Mein Kampf is not illegal in Australia.

The interview also revealed the police had seized firearms and a gun safe from the unit, though it is not alleged the firearms belonged to Mr Brodie-Hall.

The charges against him relate to two books uncovered by the police in the unit’s communal bookshelf.

One of the books recommends four methods of covert direct action to help spark a Nazi revolution, including assassinations, terror bombings, the sabotage of infrastructure and terror campaigns directed at “the enemy”.

The book was seized in the April 2021 raid.

Prosecutor Hinton, speaking on the first day of the trial on Tuesday, said when the police returned to Mr Brodie-Hall’s unit in February 2022 they discovered another book listed as extremist material.
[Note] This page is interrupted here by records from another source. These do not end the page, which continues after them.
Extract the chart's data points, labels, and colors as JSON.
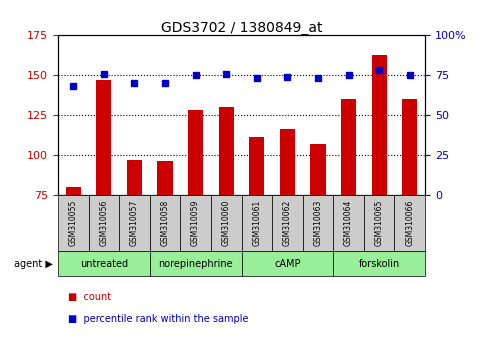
{
  "title": "GDS3702 / 1380849_at",
  "samples": [
    "GSM310055",
    "GSM310056",
    "GSM310057",
    "GSM310058",
    "GSM310059",
    "GSM310060",
    "GSM310061",
    "GSM310062",
    "GSM310063",
    "GSM310064",
    "GSM310065",
    "GSM310066"
  ],
  "counts": [
    80,
    147,
    97,
    96,
    128,
    130,
    111,
    116,
    107,
    135,
    163,
    135
  ],
  "percentile": [
    68,
    76,
    70,
    70,
    75,
    76,
    73,
    74,
    73,
    75,
    78,
    75
  ],
  "ylim_left": [
    75,
    175
  ],
  "ylim_right": [
    0,
    100
  ],
  "yticks_left": [
    75,
    100,
    125,
    150,
    175
  ],
  "yticks_right": [
    0,
    25,
    50,
    75,
    100
  ],
  "ytick_labels_right": [
    "0",
    "25",
    "50",
    "75",
    "100%"
  ],
  "bar_color": "#cc0000",
  "dot_color": "#0000cc",
  "agent_groups": [
    {
      "label": "untreated",
      "start": 0,
      "end": 2
    },
    {
      "label": "norepinephrine",
      "start": 3,
      "end": 5
    },
    {
      "label": "cAMP",
      "start": 6,
      "end": 8
    },
    {
      "label": "forskolin",
      "start": 9,
      "end": 11
    }
  ],
  "agent_color_light": "#99ee99",
  "agent_color_dark": "#66cc66",
  "sample_bg_color": "#cccccc",
  "grid_color": "#000000",
  "legend_count_color": "#cc0000",
  "legend_pct_color": "#0000cc"
}
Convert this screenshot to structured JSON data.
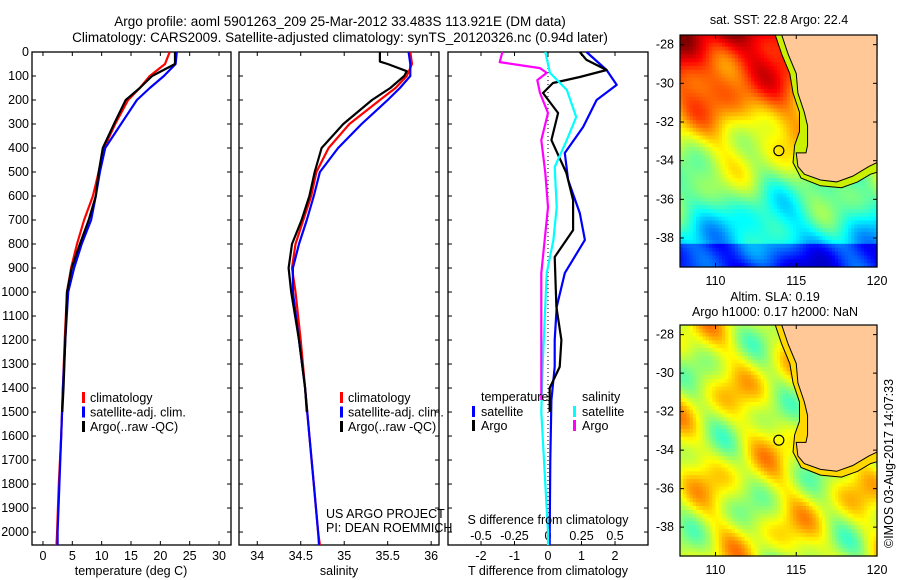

“It promotes or supports terrorist acts,” Prosecutor Hinton said.

Prosecutor Hinton said the book praised American Timothy McVeigh, the terrorist who murdered 168 people in the 1995 Oklahoma City bombing in the United States, and argued “revolution” was the only way for Nazis to gain power.

Craig Caldicott, appearing for Mr Brodie-Hall, said on Tuesday there was no dispute about his client’s ideology, but rather over the issue of possession of the material, which he said was not found in his client’s bedroom.

Mr Caldicott said his client was not aware of the book promoting covert terror tactics being in the bookcase.

Judge Muscat said the case would depend on whether the prosecution could prove beyond a reasonable doubt that Mr Brodie-Hall possessed the material either exclusively or jointly with Mr Pay and Mr Cromb.

Mr Pay and Mr Cromb have both pleaded guilty to possessing extremist material.

The judge-only trial will continue into the week.